Director

Alexandra Dols is an author, director and producer. She cofounded Hybrid Pulse and within it, coproduced and directed several short and two feature documentaries, MOUDJAHIDATE (2008, 75’) and BEYOND THE FRONTLINES (2017, 113’).

A contributor to French website Le cinéma est politique [Movies are politics], she has also been teaching visual literacy in a self-defense perspective in working-class neighborhoods since 2009.

Issues of power and image are a core component of her transdisciplinary work.

In 2017, she co-published Dr. Samah Jabr’s first book, with French publishing house PMN Editions.

DIRECTOR’S NOTE

Day-to-day colonization does not only involve occupying land, homes, the sky or water. It does not seek to impose its rule through weapons only. It molds the minds as well, beyond the frontlines.
Our movie deals with the invisible aspects of colonization, i.e. intimate occupation, occupation of the mental space. Within this context, mental balance, self-esteem, state of mind, the soul: all these become spaces and issues of resistance.
The audience is made to understand and feel oppression and suffocation, just as much as the vital breath and sumood of Palestinians. Excerpts from columns, interviews and didactic elements mix with artistic experiments.
Editing follows and shapes the two distinct yet intertwined paces of both longstanding transgenerational traumas and sporadic shocks occurring in times of crisis.
Our movie is thick with information and emotions. By distancing itself from the immediacy, and sometimes spectacularisation, of the news, it asserts modesty as a form of aesthetics.
Modesty is necessary to approach and convey pain, hurt bodies and wounded souls. Such modesty enables to film dignity.
I did not want to present one single portrait, but rather suggest plurality through the representation of individuals whose diverse identities, religions, sexual orientations, political cultures, social backgrounds and geographical origins, all come together in their struggle against occupation. This new approach has been recognized by the audience as being intersectional feminism.
Based on the Palestinian case, this documentary is a reflection about mechanisms of domination, alienation and conditions of emancipation. Let us hope that the interviewees’ testimonies will resonate and inspire others well above their own realities.

FILMOGRAPHY

PRODUCTION NOTE

Palestine is facing a critical moment in its history. This is a time when, more than ever, cinema must play its role, i.e. gather people around a filmic experience so they can share, learn, feel and finally find the means to act.

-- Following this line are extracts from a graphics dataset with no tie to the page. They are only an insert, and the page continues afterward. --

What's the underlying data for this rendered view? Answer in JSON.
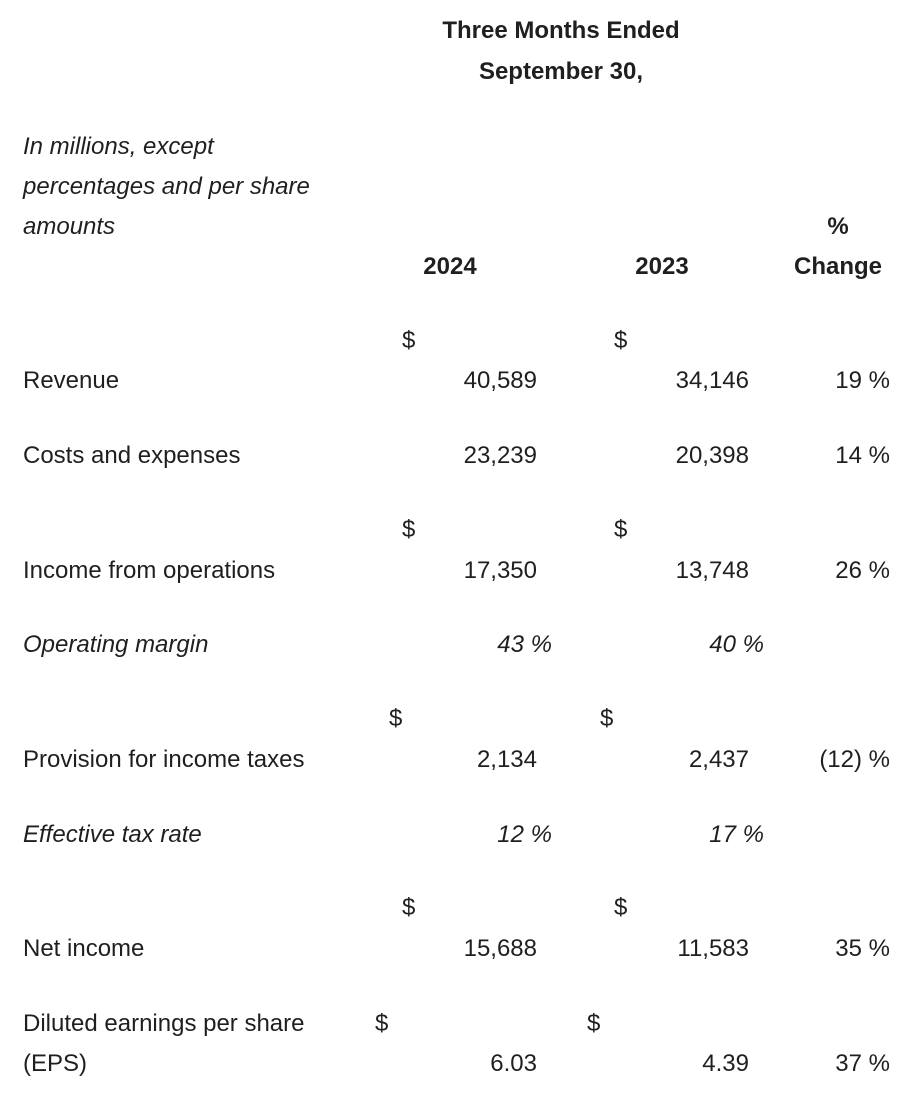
{
  "header": {
    "period_line1": "Three Months Ended",
    "period_line2": "September 30,",
    "units_line1": "In millions, except",
    "units_line2": "percentages and per share",
    "units_line3": "amounts",
    "col_2024": "2024",
    "col_2023": "2023",
    "change_line1": "%",
    "change_line2": "Change"
  },
  "currency_symbol": "$",
  "rows": [
    {
      "label": "Revenue",
      "v2024": "40,589",
      "v2023": "34,146",
      "change": "19 %"
    },
    {
      "label": "Costs and expenses",
      "v2024": "23,239",
      "v2023": "20,398",
      "change": "14 %"
    },
    {
      "label": "Income from operations",
      "v2024": "17,350",
      "v2023": "13,748",
      "change": "26 %"
    },
    {
      "label": "Operating margin",
      "v2024": "43 %",
      "v2023": "40 %"
    },
    {
      "label": "Provision for income taxes",
      "v2024": "2,134",
      "v2023": "2,437",
      "change": "(12) %"
    },
    {
      "label": "Effective tax rate",
      "v2024": "12 %",
      "v2023": "17 %"
    },
    {
      "label": "Net income",
      "v2024": "15,688",
      "v2023": "11,583",
      "change": "35 %"
    },
    {
      "label_line1": "Diluted earnings per share",
      "label_line2": "(EPS)",
      "v2024": "6.03",
      "v2023": "4.39",
      "change": "37 %"
    }
  ]
}
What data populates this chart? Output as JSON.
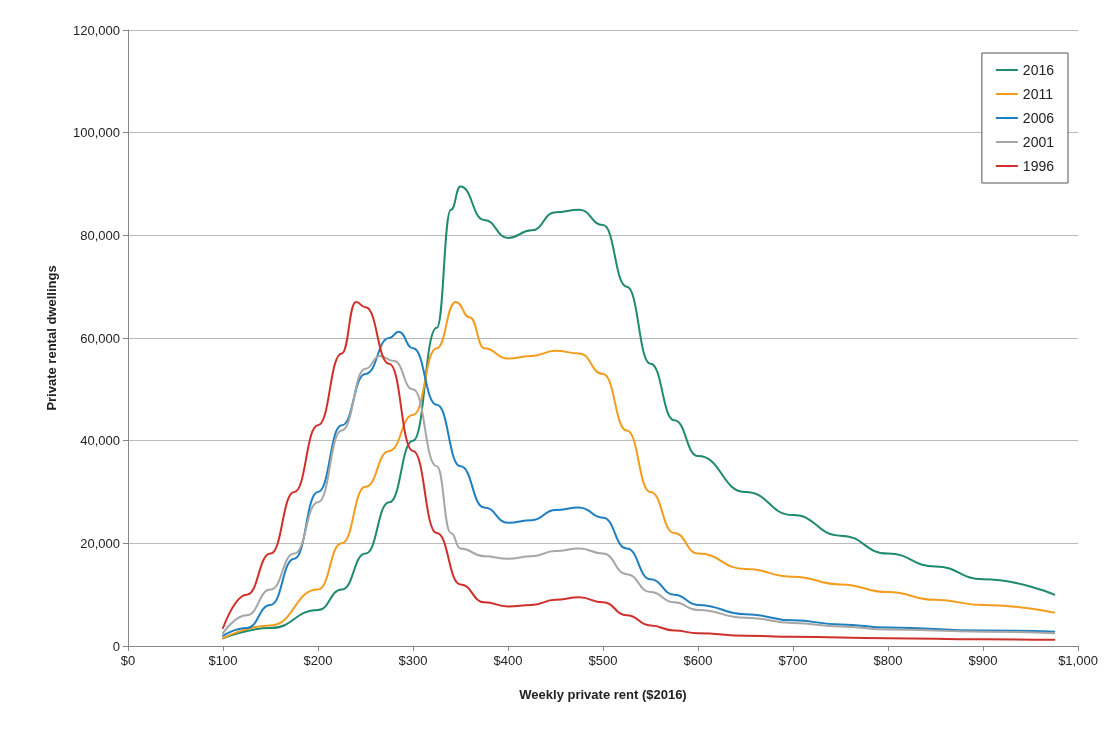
{
  "chart_data": {
    "type": "line",
    "xlabel": "Weekly private rent ($2016)",
    "ylabel": "Private rental dwellings",
    "xlim": [
      0,
      1000
    ],
    "xticks": [
      {
        "value": 0,
        "label": "$0"
      },
      {
        "value": 100,
        "label": "$100"
      },
      {
        "value": 200,
        "label": "$200"
      },
      {
        "value": 300,
        "label": "$300"
      },
      {
        "value": 400,
        "label": "$400"
      },
      {
        "value": 500,
        "label": "$500"
      },
      {
        "value": 600,
        "label": "$600"
      },
      {
        "value": 700,
        "label": "$700"
      },
      {
        "value": 800,
        "label": "$800"
      },
      {
        "value": 900,
        "label": "$900"
      },
      {
        "value": 1000,
        "label": "$1,000"
      }
    ],
    "ylim": [
      0,
      120000
    ],
    "yticks": [
      {
        "value": 0,
        "label": "0"
      },
      {
        "value": 20000,
        "label": "20,000"
      },
      {
        "value": 40000,
        "label": "40,000"
      },
      {
        "value": 60000,
        "label": "60,000"
      },
      {
        "value": 80000,
        "label": "80,000"
      },
      {
        "value": 100000,
        "label": "100,000"
      },
      {
        "value": 120000,
        "label": "120,000"
      }
    ],
    "grid": "y",
    "legend": "top right",
    "marker": "none",
    "line_style": "solid",
    "series": [
      {
        "name": "2016",
        "color": "#1f8a6e",
        "x": [
          100,
          150,
          200,
          225,
          250,
          275,
          300,
          325,
          340,
          350,
          375,
          400,
          425,
          450,
          475,
          500,
          525,
          550,
          575,
          600,
          650,
          700,
          750,
          800,
          850,
          900,
          975
        ],
        "values": [
          1500,
          3500,
          7000,
          11000,
          18000,
          28000,
          40000,
          62000,
          85000,
          89500,
          83000,
          79500,
          81000,
          84500,
          85000,
          82000,
          70000,
          55000,
          44000,
          37000,
          30000,
          25500,
          21500,
          18000,
          15500,
          13000,
          10000
        ]
      },
      {
        "name": "2011",
        "color": "#f39c1e",
        "x": [
          100,
          150,
          200,
          225,
          250,
          275,
          300,
          325,
          345,
          360,
          375,
          400,
          425,
          450,
          475,
          500,
          525,
          550,
          575,
          600,
          650,
          700,
          750,
          800,
          850,
          900,
          975
        ],
        "values": [
          1500,
          4000,
          11000,
          20000,
          31000,
          38000,
          45000,
          58000,
          67000,
          64000,
          58000,
          56000,
          56500,
          57500,
          57000,
          53000,
          42000,
          30000,
          22000,
          18000,
          15000,
          13500,
          12000,
          10500,
          9000,
          8000,
          6500
        ]
      },
      {
        "name": "2006",
        "color": "#1f7fbf",
        "x": [
          100,
          125,
          150,
          175,
          200,
          225,
          250,
          275,
          285,
          300,
          325,
          350,
          375,
          400,
          425,
          450,
          475,
          500,
          525,
          550,
          575,
          600,
          650,
          700,
          750,
          800,
          900,
          975
        ],
        "values": [
          2000,
          3500,
          8000,
          17000,
          30000,
          43000,
          53000,
          60000,
          61200,
          58000,
          47000,
          35000,
          27000,
          24000,
          24500,
          26500,
          27000,
          25000,
          19000,
          13000,
          10000,
          8000,
          6200,
          5000,
          4200,
          3600,
          3000,
          2800
        ]
      },
      {
        "name": "2001",
        "color": "#a6a6a6",
        "x": [
          100,
          125,
          150,
          175,
          200,
          225,
          250,
          265,
          280,
          300,
          325,
          340,
          350,
          375,
          400,
          425,
          450,
          475,
          500,
          525,
          550,
          575,
          600,
          650,
          700,
          750,
          800,
          900,
          975
        ],
        "values": [
          2500,
          6000,
          11000,
          18000,
          28000,
          42000,
          54000,
          56500,
          55500,
          50000,
          35000,
          22000,
          19000,
          17500,
          17000,
          17500,
          18500,
          19000,
          18000,
          14000,
          10500,
          8500,
          7000,
          5500,
          4500,
          3800,
          3200,
          2800,
          2500
        ]
      },
      {
        "name": "1996",
        "color": "#d0302b",
        "x": [
          100,
          125,
          150,
          175,
          200,
          225,
          240,
          250,
          275,
          300,
          325,
          350,
          375,
          400,
          425,
          450,
          475,
          500,
          525,
          550,
          575,
          600,
          650,
          700,
          800,
          900,
          975
        ],
        "values": [
          3500,
          10000,
          18000,
          30000,
          43000,
          57000,
          67000,
          66000,
          55000,
          38000,
          22000,
          12000,
          8500,
          7700,
          8000,
          9000,
          9500,
          8500,
          6000,
          4000,
          3000,
          2500,
          2000,
          1800,
          1500,
          1300,
          1200
        ]
      }
    ]
  }
}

This necessity coincides with our desire to begin and broadcast our film, and the Palestinian perspective it embraces, internationally. This would be an opportunity to make the work and thought of Dr. Samah Jabr better known. The main character of our movie, this Palestinian psychiatrist and writer is an heiress to Dr. Frantz Fanon. She seeks to decolonize the minds and the field of psychiatry at the same time.

After a successful release in French movie theaters, and winning the Sunbird Award for Best Documentary Film at the “Days of Cinema” Film Festival in Palestine, we are currently looking for distributors, networks and overall support for international broadcasting.